To replace heterogeneous legacy monitoring systems, a central state-of-the-art monitoring platform is to be set up. On the one hand, this ensures that the customer's entire IT infrastructure is monitored and, on the other hand, that monitoring services can be used for all internal products. A central requirement for the platform is high availability, so that all components from the monitoring stack (Grafana, InfluxDB, Telegraf, Graylog and Icinga) and the associated backend tools and DBs were redundantly provisioned by the internal monitoring team on a dedicated VMware cluster. The implementation of the project was based on the agile methodologies and in particular on Scrum and was managed by PTA, as well as being supported and advised by PTA.
Supplement
The high availability is designed and implemented as follows.

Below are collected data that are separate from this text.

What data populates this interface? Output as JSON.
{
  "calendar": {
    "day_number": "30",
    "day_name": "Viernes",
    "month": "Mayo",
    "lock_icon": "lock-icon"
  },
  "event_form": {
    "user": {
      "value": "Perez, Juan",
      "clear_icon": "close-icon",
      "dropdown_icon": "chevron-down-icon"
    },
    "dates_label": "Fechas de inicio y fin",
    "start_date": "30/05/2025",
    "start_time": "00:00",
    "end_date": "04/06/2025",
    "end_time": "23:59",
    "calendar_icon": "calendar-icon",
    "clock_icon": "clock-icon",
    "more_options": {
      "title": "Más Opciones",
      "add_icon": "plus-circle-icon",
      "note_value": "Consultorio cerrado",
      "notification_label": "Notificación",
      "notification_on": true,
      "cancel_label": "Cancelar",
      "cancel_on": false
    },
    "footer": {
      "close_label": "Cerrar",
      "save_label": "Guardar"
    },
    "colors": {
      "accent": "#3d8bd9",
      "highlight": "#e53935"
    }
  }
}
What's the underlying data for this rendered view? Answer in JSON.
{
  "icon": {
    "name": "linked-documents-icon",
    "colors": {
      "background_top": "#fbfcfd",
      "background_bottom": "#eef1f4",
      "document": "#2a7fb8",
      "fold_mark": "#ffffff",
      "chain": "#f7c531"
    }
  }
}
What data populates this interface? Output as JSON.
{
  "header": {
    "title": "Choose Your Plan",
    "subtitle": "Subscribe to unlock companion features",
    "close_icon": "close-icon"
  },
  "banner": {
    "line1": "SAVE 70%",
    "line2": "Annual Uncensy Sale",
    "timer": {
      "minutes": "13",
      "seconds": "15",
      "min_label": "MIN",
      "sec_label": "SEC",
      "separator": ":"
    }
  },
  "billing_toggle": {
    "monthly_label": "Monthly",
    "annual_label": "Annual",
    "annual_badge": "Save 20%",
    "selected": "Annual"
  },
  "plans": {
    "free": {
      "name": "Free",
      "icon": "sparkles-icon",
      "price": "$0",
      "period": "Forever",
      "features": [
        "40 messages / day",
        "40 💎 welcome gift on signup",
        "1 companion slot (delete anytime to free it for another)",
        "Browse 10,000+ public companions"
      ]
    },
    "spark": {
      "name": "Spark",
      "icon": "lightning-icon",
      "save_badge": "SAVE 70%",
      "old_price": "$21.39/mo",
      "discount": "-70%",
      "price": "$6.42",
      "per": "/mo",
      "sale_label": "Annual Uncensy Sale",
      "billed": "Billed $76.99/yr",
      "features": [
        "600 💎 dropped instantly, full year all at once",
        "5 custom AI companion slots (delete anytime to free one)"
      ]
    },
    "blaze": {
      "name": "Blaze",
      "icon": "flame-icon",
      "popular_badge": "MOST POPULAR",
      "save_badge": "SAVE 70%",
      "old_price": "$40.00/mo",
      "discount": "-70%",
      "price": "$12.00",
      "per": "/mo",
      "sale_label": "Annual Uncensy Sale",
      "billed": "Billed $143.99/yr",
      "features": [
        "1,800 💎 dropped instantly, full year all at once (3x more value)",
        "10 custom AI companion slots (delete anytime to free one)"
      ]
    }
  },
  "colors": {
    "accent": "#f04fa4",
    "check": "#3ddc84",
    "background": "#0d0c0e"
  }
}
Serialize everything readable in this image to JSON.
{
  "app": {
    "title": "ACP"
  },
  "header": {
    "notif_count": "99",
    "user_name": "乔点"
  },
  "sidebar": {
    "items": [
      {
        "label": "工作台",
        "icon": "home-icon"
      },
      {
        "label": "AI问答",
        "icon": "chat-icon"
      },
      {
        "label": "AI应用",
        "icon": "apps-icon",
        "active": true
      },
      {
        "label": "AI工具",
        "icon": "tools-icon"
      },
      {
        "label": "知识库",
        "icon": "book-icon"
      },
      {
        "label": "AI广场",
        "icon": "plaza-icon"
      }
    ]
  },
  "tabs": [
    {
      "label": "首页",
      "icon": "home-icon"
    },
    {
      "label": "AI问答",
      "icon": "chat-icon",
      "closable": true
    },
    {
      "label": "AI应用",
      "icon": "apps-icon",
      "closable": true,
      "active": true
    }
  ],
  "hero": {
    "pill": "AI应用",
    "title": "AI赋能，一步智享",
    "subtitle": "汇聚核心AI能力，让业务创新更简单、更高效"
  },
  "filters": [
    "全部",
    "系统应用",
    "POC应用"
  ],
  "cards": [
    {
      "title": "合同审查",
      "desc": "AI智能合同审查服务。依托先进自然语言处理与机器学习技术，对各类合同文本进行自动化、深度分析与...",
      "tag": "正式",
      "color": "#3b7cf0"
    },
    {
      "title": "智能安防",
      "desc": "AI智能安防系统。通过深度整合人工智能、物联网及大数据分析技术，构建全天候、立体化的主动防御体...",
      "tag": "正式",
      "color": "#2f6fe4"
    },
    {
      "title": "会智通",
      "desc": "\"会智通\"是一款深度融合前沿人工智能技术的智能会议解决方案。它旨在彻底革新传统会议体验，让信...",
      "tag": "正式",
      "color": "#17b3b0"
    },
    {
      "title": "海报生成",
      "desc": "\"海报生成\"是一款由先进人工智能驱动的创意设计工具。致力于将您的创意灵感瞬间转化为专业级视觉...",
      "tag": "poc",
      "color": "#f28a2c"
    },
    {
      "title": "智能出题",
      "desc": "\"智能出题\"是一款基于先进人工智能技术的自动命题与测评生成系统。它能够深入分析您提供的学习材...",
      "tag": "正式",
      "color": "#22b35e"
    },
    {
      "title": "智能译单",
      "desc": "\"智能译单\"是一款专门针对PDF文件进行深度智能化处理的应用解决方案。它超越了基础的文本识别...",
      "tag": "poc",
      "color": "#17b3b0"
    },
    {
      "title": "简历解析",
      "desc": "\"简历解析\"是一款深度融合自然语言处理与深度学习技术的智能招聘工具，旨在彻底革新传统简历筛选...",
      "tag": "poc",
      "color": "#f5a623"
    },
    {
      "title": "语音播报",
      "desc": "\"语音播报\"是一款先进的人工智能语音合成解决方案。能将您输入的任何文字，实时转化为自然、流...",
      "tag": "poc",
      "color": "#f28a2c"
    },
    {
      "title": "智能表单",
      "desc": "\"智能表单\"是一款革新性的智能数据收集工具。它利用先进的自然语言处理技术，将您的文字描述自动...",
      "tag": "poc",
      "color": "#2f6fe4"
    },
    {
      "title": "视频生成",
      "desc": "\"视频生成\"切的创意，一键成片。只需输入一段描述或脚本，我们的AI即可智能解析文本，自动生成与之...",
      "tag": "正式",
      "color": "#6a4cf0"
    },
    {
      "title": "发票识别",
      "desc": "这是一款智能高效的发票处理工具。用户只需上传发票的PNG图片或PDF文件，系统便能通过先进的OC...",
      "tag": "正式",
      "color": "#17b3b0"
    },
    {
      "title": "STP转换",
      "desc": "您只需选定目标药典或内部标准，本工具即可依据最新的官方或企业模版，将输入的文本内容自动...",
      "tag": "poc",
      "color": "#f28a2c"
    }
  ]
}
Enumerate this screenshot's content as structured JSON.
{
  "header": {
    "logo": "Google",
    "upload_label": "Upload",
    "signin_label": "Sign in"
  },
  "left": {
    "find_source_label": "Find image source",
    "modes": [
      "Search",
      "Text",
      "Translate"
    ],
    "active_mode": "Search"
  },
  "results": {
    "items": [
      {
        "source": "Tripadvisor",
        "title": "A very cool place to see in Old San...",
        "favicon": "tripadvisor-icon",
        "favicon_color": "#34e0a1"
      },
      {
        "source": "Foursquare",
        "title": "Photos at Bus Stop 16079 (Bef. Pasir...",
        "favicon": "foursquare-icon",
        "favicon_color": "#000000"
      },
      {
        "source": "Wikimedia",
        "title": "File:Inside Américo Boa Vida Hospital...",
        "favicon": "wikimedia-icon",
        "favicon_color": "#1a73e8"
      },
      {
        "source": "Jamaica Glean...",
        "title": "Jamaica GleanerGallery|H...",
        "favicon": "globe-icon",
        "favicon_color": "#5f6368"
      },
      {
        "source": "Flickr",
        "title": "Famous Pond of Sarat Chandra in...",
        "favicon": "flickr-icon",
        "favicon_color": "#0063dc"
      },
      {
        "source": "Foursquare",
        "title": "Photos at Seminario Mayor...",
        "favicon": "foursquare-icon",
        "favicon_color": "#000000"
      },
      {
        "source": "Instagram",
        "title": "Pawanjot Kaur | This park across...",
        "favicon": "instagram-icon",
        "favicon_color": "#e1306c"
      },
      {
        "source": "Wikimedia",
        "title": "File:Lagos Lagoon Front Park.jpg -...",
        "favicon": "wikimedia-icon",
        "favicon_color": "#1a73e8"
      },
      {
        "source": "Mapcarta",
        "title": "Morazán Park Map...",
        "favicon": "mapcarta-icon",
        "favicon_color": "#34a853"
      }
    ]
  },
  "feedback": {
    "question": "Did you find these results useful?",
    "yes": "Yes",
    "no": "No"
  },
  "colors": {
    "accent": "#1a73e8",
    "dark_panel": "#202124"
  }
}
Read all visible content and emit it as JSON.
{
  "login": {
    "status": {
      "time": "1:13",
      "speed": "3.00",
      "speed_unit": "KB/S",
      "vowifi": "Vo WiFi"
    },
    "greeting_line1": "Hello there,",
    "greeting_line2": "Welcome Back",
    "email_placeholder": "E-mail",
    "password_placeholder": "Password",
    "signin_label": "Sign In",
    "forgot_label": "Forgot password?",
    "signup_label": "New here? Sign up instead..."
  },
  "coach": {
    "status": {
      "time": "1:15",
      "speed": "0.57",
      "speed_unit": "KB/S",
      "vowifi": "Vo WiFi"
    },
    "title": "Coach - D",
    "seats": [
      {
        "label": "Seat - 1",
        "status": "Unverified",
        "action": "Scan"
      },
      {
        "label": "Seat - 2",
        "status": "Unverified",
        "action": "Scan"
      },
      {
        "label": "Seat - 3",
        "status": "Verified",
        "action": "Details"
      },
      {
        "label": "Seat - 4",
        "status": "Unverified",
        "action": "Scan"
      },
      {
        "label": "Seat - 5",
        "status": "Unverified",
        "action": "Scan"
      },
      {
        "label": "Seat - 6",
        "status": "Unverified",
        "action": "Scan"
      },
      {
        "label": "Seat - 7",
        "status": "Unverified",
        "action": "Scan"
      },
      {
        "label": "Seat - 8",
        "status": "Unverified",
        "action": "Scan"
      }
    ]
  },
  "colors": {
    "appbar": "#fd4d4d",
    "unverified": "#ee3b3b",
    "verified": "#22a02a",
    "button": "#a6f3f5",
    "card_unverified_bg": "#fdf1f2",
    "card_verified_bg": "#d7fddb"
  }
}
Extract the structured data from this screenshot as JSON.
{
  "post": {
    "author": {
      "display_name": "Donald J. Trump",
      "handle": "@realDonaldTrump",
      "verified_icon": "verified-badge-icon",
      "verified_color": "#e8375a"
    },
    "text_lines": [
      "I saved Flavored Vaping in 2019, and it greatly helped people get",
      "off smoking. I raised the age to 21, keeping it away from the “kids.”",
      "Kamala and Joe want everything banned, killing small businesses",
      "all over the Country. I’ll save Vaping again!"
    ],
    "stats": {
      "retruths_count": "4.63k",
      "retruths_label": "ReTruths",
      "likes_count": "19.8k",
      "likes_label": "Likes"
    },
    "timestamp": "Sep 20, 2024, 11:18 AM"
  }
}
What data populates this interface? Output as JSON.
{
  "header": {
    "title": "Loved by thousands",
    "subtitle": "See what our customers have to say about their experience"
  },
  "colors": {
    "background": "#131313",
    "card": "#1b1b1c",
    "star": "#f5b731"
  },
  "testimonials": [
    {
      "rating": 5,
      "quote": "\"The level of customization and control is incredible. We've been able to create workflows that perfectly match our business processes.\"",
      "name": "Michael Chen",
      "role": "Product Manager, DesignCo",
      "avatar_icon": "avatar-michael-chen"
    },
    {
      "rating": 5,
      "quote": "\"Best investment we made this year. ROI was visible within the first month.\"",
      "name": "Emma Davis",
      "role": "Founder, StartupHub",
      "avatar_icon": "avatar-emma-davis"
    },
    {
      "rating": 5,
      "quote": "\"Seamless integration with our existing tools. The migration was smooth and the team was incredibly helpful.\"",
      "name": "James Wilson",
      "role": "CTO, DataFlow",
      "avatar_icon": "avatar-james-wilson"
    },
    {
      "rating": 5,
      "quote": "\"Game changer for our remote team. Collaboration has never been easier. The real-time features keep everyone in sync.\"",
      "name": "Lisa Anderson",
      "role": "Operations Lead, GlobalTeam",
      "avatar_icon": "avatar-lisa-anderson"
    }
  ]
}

In front of Grafana and Graylog a HAProxy-Loadbalancer with a Keepalived Daemon is switched. The central metrics database InfluxDB is suspended as a cluster in the enterprise version. The metadata database for the Grafana dashboards is set up as a MariaDB Galera Cluster. Furthermore, MariaDB is also used as a metadata DB for the alerting platform Icinga. Alerting for isolated systems in foreign network segments is implemented by an Icinga satellite. For the metric collection, telegraph agents are provisioned on the respective server (VM) using Puppet. In addition, agent configurations are also distributed automatically using Puppet.
Subject description
Monitoring is divided into two main divisions: the functional and technical system monitoring of servers, services, software and middleware and log and analysis monitoring. In addition to replacing the legacy alerting systems, system monitoring should enable client-capable monitoring of internal products in the form of monitoring services. The internal customers can independently compile a dashboard for their product on the platform and implement the corresponding metrics. Log monitoring is a new central platform for log analysis, which enables administrators and developers to perform an efficient analysis as well as professional monitoring.